Prosecutors will try to establish “implied malice” when a DUI defendant also incurred other traffic offenses, such as road rage, drag racing, fleeing from police, or other similar behaviors. Additionally, prosecutors will determine if the DUI defendant’s actions call for him or her being charged with “Watson murder.” Watson murder charges are only filed in the most extreme of circumstances. If the prosecution can show that the DUI defendant had a special knowledge or appreciation of the dangers of driving drunk, then the charge may be classified as a Watson murder. The consequences for such a charge may include the sentencing of the California DUI defendant to 15 years to life in a state prison.

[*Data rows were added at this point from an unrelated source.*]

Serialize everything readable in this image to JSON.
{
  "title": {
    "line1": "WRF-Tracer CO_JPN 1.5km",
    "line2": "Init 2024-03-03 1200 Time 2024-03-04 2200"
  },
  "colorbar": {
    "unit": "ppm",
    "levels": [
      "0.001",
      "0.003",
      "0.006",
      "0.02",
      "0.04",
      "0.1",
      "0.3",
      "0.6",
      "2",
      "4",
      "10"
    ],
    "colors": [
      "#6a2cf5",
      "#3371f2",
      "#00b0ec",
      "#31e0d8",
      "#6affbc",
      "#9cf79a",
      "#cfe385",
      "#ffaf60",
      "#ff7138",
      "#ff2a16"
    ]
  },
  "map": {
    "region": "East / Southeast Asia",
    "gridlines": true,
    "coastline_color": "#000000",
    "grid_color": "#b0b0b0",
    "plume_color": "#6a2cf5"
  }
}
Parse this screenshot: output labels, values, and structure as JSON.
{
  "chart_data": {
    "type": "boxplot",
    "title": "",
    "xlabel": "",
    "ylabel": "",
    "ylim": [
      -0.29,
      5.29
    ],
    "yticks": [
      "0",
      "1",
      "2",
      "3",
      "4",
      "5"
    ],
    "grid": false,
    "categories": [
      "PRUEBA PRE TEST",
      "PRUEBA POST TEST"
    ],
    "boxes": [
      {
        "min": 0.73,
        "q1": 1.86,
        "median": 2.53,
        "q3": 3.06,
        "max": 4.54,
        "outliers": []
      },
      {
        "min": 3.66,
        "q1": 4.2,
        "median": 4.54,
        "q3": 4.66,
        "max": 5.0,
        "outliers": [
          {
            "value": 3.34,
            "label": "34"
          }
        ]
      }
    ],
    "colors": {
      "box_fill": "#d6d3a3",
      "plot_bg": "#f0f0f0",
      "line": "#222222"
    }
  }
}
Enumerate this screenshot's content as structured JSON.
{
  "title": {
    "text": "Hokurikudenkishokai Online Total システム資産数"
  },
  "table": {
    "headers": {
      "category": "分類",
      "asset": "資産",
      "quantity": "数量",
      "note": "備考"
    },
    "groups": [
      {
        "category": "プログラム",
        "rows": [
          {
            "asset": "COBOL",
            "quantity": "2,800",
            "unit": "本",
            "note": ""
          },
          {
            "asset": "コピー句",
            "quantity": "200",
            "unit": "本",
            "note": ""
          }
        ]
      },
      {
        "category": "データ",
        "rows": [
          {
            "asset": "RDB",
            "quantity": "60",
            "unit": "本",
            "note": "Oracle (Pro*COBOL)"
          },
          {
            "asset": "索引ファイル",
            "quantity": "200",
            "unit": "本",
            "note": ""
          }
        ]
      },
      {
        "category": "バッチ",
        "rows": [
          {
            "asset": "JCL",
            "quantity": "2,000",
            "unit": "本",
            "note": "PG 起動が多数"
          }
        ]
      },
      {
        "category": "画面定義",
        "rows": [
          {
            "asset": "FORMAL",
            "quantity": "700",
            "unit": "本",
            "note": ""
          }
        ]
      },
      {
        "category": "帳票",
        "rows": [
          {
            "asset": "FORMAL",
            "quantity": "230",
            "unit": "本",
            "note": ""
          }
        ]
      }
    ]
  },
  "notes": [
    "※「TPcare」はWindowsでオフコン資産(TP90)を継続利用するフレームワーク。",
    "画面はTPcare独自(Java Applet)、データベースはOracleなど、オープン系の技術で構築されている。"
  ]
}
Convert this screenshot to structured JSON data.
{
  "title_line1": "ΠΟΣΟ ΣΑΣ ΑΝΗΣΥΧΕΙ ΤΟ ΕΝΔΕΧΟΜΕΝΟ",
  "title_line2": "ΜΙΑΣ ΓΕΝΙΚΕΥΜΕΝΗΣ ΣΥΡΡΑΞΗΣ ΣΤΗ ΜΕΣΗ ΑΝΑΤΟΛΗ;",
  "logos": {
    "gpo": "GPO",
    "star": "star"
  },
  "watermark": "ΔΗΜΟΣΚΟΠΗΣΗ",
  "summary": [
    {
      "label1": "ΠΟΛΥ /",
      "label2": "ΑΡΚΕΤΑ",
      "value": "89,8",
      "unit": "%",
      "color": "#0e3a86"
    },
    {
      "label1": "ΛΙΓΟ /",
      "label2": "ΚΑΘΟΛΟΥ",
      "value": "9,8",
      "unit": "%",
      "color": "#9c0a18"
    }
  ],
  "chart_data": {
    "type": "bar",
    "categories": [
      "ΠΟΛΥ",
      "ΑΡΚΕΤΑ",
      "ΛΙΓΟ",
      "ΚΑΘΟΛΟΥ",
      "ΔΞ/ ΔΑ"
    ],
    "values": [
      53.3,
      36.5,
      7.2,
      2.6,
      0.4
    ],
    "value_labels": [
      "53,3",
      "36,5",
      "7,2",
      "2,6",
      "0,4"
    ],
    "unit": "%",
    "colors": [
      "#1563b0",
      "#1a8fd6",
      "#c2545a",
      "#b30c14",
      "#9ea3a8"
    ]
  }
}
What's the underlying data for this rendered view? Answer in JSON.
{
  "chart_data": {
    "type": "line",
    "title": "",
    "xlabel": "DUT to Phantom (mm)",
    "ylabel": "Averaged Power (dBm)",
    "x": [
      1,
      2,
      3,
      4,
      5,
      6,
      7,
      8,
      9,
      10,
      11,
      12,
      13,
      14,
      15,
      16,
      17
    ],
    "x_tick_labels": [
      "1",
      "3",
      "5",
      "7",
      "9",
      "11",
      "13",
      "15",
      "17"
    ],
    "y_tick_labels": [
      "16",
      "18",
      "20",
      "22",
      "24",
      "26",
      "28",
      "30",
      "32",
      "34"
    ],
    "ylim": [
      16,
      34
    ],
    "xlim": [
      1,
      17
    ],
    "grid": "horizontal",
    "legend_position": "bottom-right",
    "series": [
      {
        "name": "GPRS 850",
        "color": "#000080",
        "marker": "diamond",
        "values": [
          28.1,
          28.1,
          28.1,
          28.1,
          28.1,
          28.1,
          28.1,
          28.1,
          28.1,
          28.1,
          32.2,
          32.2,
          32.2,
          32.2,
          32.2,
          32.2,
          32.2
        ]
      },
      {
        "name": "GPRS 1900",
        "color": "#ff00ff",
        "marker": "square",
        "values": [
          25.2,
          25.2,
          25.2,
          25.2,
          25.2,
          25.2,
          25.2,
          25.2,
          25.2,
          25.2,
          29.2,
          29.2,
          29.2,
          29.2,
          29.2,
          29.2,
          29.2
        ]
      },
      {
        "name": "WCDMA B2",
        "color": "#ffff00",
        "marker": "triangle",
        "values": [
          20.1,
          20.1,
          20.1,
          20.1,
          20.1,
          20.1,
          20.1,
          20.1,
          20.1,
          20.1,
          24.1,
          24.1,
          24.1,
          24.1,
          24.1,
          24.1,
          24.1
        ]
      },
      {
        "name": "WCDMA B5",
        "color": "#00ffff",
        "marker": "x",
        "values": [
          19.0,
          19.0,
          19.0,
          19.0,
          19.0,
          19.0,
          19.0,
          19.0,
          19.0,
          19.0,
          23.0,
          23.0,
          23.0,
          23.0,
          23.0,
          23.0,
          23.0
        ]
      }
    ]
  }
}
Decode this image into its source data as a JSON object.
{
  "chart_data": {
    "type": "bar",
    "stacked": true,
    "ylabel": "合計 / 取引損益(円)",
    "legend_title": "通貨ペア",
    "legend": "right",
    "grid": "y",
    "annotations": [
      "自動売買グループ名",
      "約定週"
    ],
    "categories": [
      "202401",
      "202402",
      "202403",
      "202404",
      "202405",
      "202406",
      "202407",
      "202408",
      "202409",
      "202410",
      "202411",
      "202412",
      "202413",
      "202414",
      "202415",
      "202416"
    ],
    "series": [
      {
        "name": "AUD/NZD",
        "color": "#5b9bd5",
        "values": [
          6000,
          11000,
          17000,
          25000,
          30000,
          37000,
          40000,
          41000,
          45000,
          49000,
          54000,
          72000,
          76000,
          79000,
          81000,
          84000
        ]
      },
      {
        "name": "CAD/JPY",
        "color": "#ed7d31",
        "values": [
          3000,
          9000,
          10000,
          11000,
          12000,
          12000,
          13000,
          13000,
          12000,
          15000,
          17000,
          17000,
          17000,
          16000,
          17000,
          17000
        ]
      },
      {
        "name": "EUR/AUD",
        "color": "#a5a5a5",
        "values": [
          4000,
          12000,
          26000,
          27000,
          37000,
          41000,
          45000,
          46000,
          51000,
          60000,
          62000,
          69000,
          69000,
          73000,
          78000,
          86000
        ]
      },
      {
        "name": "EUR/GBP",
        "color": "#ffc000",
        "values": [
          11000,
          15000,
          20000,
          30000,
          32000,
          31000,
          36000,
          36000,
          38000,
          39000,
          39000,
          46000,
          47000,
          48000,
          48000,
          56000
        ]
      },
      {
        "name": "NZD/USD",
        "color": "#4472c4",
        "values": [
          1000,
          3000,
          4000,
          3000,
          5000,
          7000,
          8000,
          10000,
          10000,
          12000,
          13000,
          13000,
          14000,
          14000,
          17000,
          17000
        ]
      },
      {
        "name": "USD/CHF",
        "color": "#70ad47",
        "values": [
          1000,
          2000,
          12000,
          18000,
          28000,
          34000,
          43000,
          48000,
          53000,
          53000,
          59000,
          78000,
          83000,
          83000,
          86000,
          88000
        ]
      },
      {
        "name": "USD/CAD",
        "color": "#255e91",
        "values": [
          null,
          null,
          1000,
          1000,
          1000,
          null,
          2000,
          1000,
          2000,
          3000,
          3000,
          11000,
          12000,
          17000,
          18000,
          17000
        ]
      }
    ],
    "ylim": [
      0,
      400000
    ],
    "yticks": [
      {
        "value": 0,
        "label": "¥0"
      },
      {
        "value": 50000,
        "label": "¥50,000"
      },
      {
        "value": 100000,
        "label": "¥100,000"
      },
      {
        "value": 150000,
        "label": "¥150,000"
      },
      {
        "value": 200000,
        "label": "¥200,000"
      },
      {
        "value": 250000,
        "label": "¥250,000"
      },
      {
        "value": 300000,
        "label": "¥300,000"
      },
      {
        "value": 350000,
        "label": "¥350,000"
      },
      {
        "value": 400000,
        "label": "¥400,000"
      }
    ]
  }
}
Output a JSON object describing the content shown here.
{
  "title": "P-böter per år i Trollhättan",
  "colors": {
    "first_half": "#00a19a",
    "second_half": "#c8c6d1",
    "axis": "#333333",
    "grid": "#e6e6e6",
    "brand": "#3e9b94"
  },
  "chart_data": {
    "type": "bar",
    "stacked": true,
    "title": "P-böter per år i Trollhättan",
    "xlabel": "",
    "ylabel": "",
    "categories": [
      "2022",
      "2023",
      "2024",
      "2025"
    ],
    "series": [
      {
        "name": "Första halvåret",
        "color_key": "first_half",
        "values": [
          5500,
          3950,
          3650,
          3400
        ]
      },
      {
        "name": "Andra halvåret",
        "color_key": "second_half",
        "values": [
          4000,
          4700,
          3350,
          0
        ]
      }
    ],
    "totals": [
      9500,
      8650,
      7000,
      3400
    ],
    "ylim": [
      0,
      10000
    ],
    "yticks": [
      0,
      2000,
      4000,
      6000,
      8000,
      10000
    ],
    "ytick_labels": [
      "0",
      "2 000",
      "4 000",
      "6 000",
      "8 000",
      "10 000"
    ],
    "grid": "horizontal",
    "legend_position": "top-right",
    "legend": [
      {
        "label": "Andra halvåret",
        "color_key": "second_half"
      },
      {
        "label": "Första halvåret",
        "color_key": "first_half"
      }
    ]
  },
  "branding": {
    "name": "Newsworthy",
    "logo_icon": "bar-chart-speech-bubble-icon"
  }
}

In order to show the court/jury that the Watson charge is judicious in a DUI case, the prosecutor most often will point to prior DUI convictions by the DUI defendant. If the DUI defendant has prior DUI convictions, then the prosecutor may be able to establish that the DUI defendant already knew the dangers of driving drunk, but choose to do so anyway. Most often the prosecution is able to establish this because in the prior DUI conviction, the DUI defendant plead guilty or no contest to a drunk driving charge. In some jurisdictions, when a DUI defendant does this, he or she either in court or through a signed admission (the Watson warning), admits that he or she understands the inherent dangers of drunk driving in California.